Our children were placed for adoption when they were babies and have no recollection of their biological family. The family stopped engaging with social services early on in the process (they stopped visiting the children while the placement order was being obtained by social services) and never showed up to the many adoption hearings that happened until we adopted them (despite always being informed of this).
We were considering stopping sending letters until we get a response back, however we read that some people think this is unfair to the children, and that we should show to them that we made an effort to be in touch with their biological parents, which is making us think twice and even feel a bit guilty just thinking about it.
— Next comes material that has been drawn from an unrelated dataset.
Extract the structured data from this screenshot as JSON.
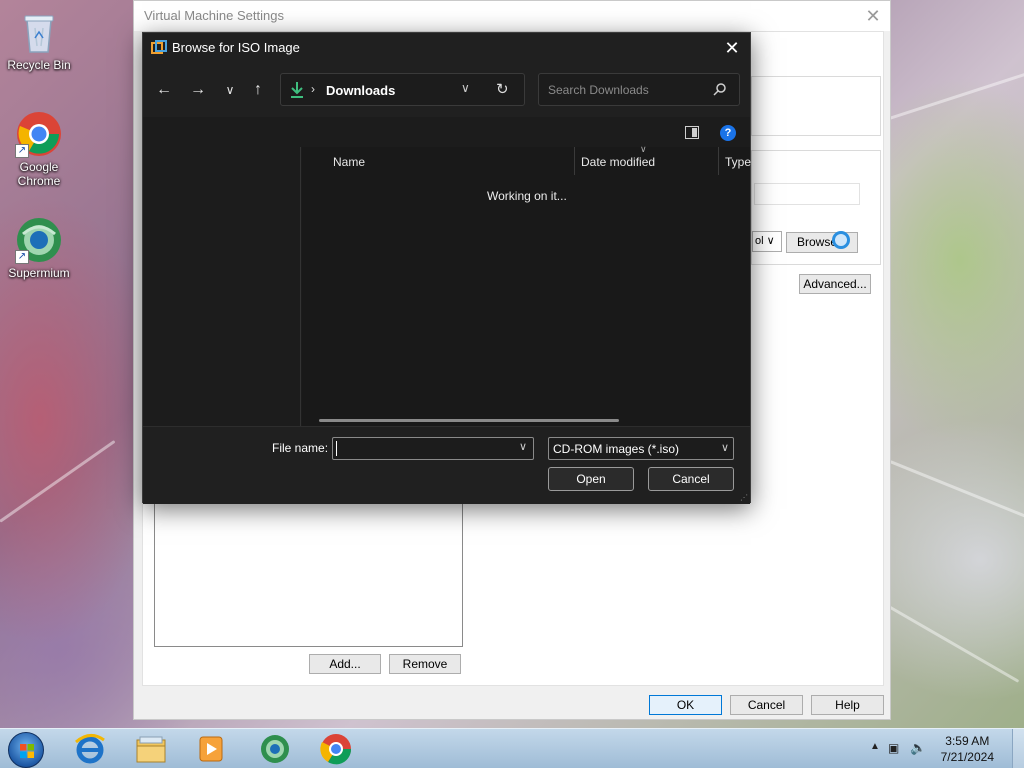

From our perspective, letterbox contact feels artificial at the moment as we don’t hear anything back. Even though in the beginning we felt quite positive about letterbox contact, we kind of feel that it is a bit pointless right now, particularly when the parents have disengaged from the process early on and never showed any interest in keeping or being in touch with the children (it’s as if they don’t actually care). We feel that letterbox contact is currently not meeting a need of the children and we think that it would be more helpful to support them to find out more about the family when they wish to do so (or start letterbox contact again if the parents ever write back). We feel that continuing with letterbox contact without hearing anything back from the parents might be counterproductive in the future, as it might reinforce a narrative in the head of our children that they are not worthy or loved (after all their biological parents have never expressed interest in them, nor bothered to respond to letters).
I was just wondering what other people’s experiences were.